Inactivity tax
Dormant and inactive assets could be reused by an ecosystem to generate income for the treasury
Last updated
Dormant and inactive assets could be reused by an ecosystem to generate income for the treasury
Last updated
After long periods of inactivity a wallet could be taxed and the coins that get collected could be reused as a form of income for the ecosystem's treasury. This income approach could be effective at preventing the accumulation of deadweight assets that make a network deflationary over time due to people losing access to their wallets. This can happen due to lost passwords or when people pass away and don’t set up any process for their family to claim their assets. Reusing the inactive network coins could help with ensuring that the total supply of coins is always eventually available in the ecosystem.
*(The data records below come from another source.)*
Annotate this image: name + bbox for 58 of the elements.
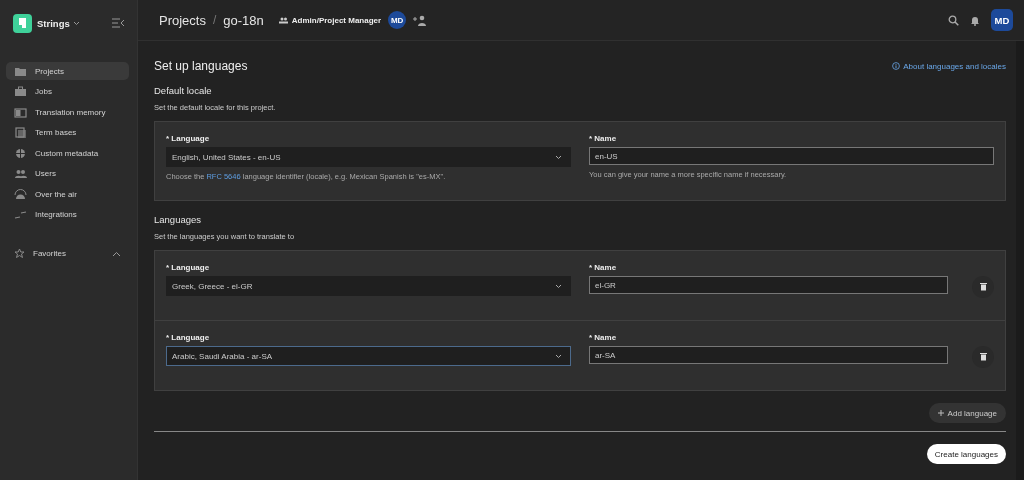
app-logo-icon[interactable] (13, 13, 32, 33)
name-input[interactable]: el-GR (589, 276, 948, 294)
chevron-down-icon (555, 283, 562, 289)
delete-button[interactable] (972, 346, 994, 368)
favorites-section-toggle[interactable]: Favorites (6, 244, 129, 263)
breadcrumb-link[interactable]: Projects (159, 12, 206, 28)
plus-icon (937, 410, 944, 416)
field-label: * Name (589, 333, 618, 342)
search-icon[interactable] (948, 14, 959, 26)
chevron-down-icon (555, 154, 562, 160)
info-icon (892, 62, 901, 70)
page-title: Set up languages (154, 59, 248, 73)
sidebar-item[interactable]: Jobs (6, 82, 129, 101)
trash-icon (979, 353, 987, 361)
field-label: * Language (166, 263, 211, 272)
sidebar-item[interactable]: Term bases (6, 123, 129, 142)
add-user-icon[interactable] (413, 14, 428, 26)
broadcast-icon (14, 187, 27, 201)
collapse-sidebar-icon[interactable] (112, 18, 125, 28)
user-avatar[interactable]: MD (991, 9, 1013, 31)
document-icon (14, 126, 27, 139)
field-label: * Language (166, 134, 211, 143)
sidebar-item[interactable]: Projects (6, 62, 129, 80)
chevron-down-icon (555, 353, 562, 359)
field-label: * Language (166, 333, 211, 342)
chevron-down-icon (72, 20, 80, 26)
sidebar-item[interactable]: Users (6, 164, 129, 183)
globe-icon (14, 146, 27, 160)
section-heading: Languages (154, 214, 203, 225)
app-switcher[interactable]: Strings (37, 17, 80, 29)
briefcase-icon (14, 85, 27, 98)
language-dropdown[interactable]: Arabic, Saudi Arabia - ar-SA (166, 346, 571, 366)
field-label: * Name (589, 263, 618, 272)
create-languages-button[interactable]: Create languages (926, 444, 1006, 464)
users-icon (278, 16, 288, 24)
name-input[interactable]: ar-SA (589, 346, 948, 364)
help-link[interactable]: About languages and locales (892, 61, 1006, 71)
field-label: * Name (589, 134, 618, 143)
users-icon (14, 167, 27, 180)
book-icon (14, 105, 27, 119)
section-heading: Default locale (154, 85, 213, 96)
delete-button[interactable] (972, 276, 994, 298)
trash-icon (979, 283, 987, 291)
language-dropdown[interactable]: Greek, Greece - el-GR (166, 276, 571, 296)
name-input[interactable]: en-US (589, 147, 994, 165)
role-label: Admin/Project Manager (291, 15, 382, 25)
chevron-icon (112, 250, 121, 257)
breadcrumb-separator: / (212, 13, 217, 27)
sidebar-item[interactable]: Over the air (6, 185, 129, 203)
member-avatar[interactable]: MD (388, 11, 407, 29)
sidebar-item[interactable]: Translation memory (6, 103, 129, 121)
breadcrumb-link[interactable]: go-18n (223, 12, 264, 28)
language-dropdown[interactable]: English, United States - en-US (166, 147, 571, 167)
sidebar-item[interactable]: Integrations (6, 205, 129, 224)
sidebar-item[interactable]: Custom metadata (6, 144, 129, 162)
bell-icon[interactable] (970, 14, 980, 26)
add-language-button[interactable]: Add language (928, 403, 1006, 423)
star-icon (14, 248, 25, 259)
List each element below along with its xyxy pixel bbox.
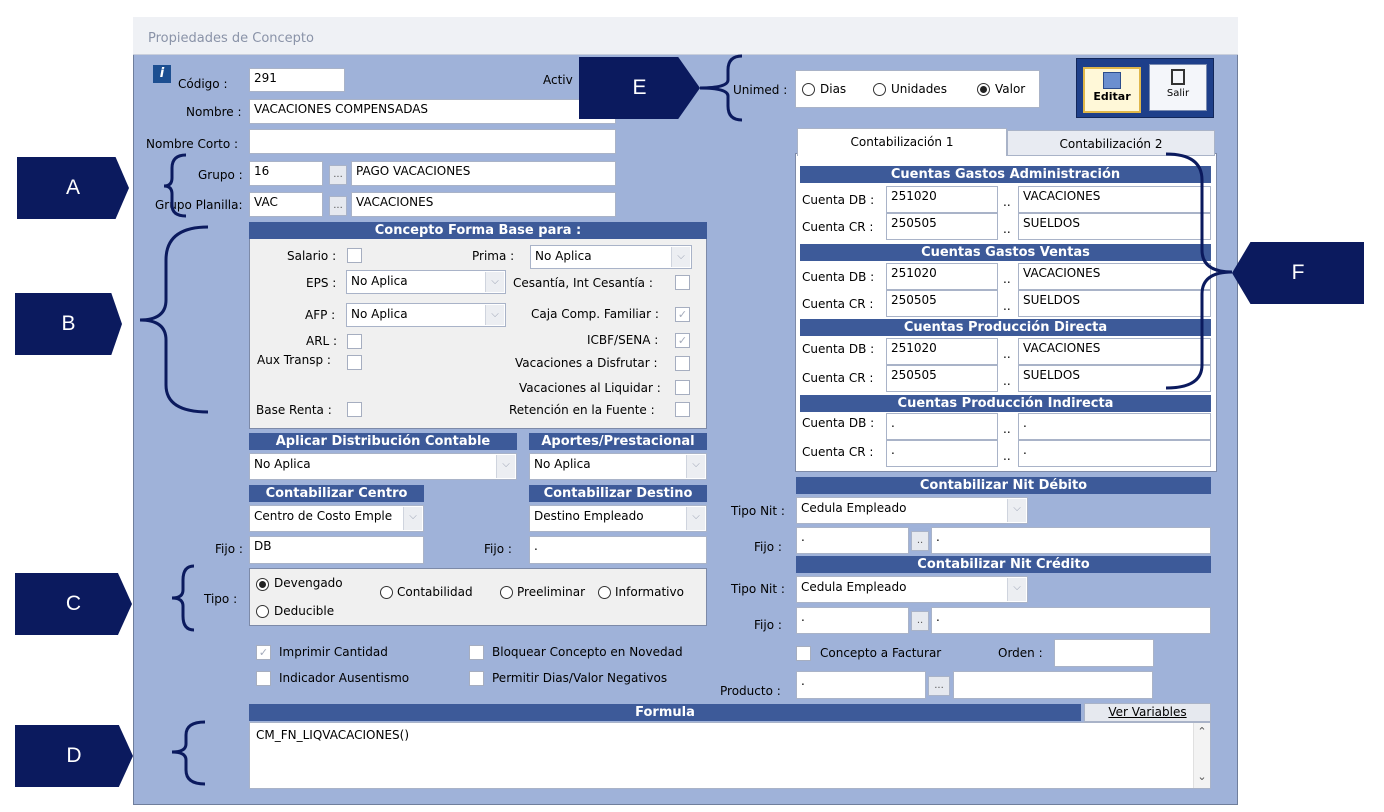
bracket-f: [1165, 152, 1233, 390]
bracket-b: [139, 225, 209, 414]
callout-e: E: [579, 57, 700, 119]
bracket-e: [699, 54, 743, 122]
bracket-d: [171, 720, 206, 786]
bracket-a: [163, 153, 187, 218]
callout-d: D: [15, 725, 133, 787]
callout-f: F: [1232, 242, 1364, 304]
callout-a: A: [17, 157, 129, 219]
callout-b: B: [15, 293, 122, 355]
callout-c: C: [15, 573, 132, 635]
bracket-c: [171, 564, 195, 632]
annotation-brackets: [139, 54, 1233, 786]
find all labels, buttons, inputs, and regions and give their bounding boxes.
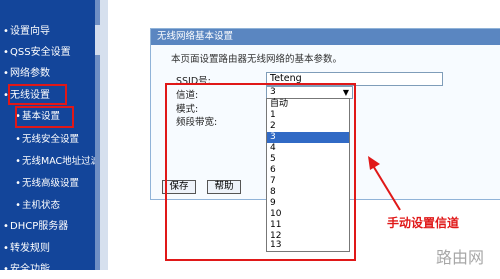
annotation-text: 手动设置信道 xyxy=(387,216,460,230)
sidebar-item-forwarding[interactable]: •转发规则 xyxy=(0,240,102,258)
sidebar-nav: •设置向导 •QSS安全设置 •网络参数 •无线设置 •基本设置 •无线安全设置… xyxy=(0,0,102,275)
bullet-icon: • xyxy=(15,200,21,211)
bullet-icon: • xyxy=(15,156,21,167)
panel-title: 无线网络基本设置 xyxy=(151,29,500,45)
sidebar-item-label: 无线安全设置 xyxy=(22,134,80,145)
highlight-channel-area xyxy=(165,83,356,261)
sidebar-item-network[interactable]: •网络参数 xyxy=(0,65,102,83)
sidebar-item-qss[interactable]: •QSS安全设置 xyxy=(0,44,102,62)
bullet-icon: • xyxy=(3,47,9,58)
bullet-icon: • xyxy=(3,243,9,254)
bullet-icon: • xyxy=(3,264,9,275)
bullet-icon: • xyxy=(15,178,21,189)
bullet-icon: • xyxy=(3,221,9,232)
bullet-icon: • xyxy=(3,26,9,37)
sidebar-item-label: 网络参数 xyxy=(10,68,50,79)
panel-description: 本页面设置路由器无线网络的基本参数。 xyxy=(171,54,343,65)
bullet-icon: • xyxy=(3,68,9,79)
highlight-basic-settings xyxy=(15,106,74,128)
bullet-icon: • xyxy=(15,134,21,145)
sidebar-item-security[interactable]: •安全功能 xyxy=(0,261,102,279)
sidebar-item-label: DHCP服务器 xyxy=(10,221,69,232)
sidebar-item-setup-wizard[interactable]: •设置向导 xyxy=(0,23,102,41)
highlight-wireless-menu xyxy=(8,84,67,105)
sidebar-item-label: 设置向导 xyxy=(10,26,50,37)
sidebar-item-label: 无线MAC地址过滤 xyxy=(22,156,101,167)
watermark-logo: 路由网 xyxy=(436,248,485,267)
sidebar-item-label: 主机状态 xyxy=(22,200,61,211)
annotation-arrow-icon xyxy=(368,156,401,211)
sidebar-item-label: 无线高级设置 xyxy=(22,178,80,189)
frame-divider xyxy=(100,0,108,270)
sidebar-item-label: QSS安全设置 xyxy=(10,47,71,58)
sidebar-item-dhcp[interactable]: •DHCP服务器 xyxy=(0,218,102,236)
sidebar-item-label: 转发规则 xyxy=(10,243,50,254)
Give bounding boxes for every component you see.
An ecosystem will need to decide what length of time makes sense before this taxation starts to occur and whether the taxation amount should be a fixed amount or progressively increase over time. There are a number of approaches that could be used. One ecosystem might decide to remove all of the assets from an inactive wallet after 10 years of inactivity whereas another ecosystem might decide to tax 1, 5 or 10 coins in any dormant wallet each and every year after 5 years of inactivity.
Very low short term income potential (Score - 1)
Reusing inactive coins means the wallets need to be inactive for a moderate to long period of time. This means that this approach would not be very useful for generating any income in the short term.
Moderate long term income potential (Score - 3)
As the ecosystem grows there could be an increasing number of users that lose access to their wallets due to forgetting their password or due to someone passing away that hasn’t given any relatives or friends the ability to access their assets. As the number of these types of events grow over time there is an increased probability that a stream of income could be generated. The amount of income generated from this approach could be limited as an increasing number of solutions could emerge that ensure someone's assets never get lost due to the use of backup solutions and multi-signature approaches that could give family and friends better access to any lost or dormant assets. Even if these solutions do emerge this approach could still be an effective supplementary approach to generate income and it can also help with preventing coins from becoming increasingly lost and unusable over time.
Very low incentive complexities (Score - 5)
There is low income generating complexity regarding when inactive coins are taxed. The wallet is provably dormant and the assets have not been used for a long period of time.
Very low malicious actor risks (Score - 5)
The wallets that are inactive and end up having their assets reclaimed by the network would have no increased influence over how assets get disbursed or if they did it would only be proportional to the tax that they have contributed. There is no incentive for bad actors to leave wallets dormant so this income approach doesn’t create any obvious malicious actor risks to be concerned with. The only main area of concern is ensuring the community is actively involved in any decisions about changing the parameters that are used that determine when and how much is collected from inactive wallets.
Low transaction deadweight loss (Score - 4)
Inactive wallets would not be creating transactions and this income approach would be incentivising them to use the wallet and create transactions rather than the opposite. This income approach should help with generating new transactions rather than them being sat idle in an unused account. If the parameters of the taxation meant that the tax happened too soon it could cause some deadweight loss if it means people avoided the network due to that parameter choice.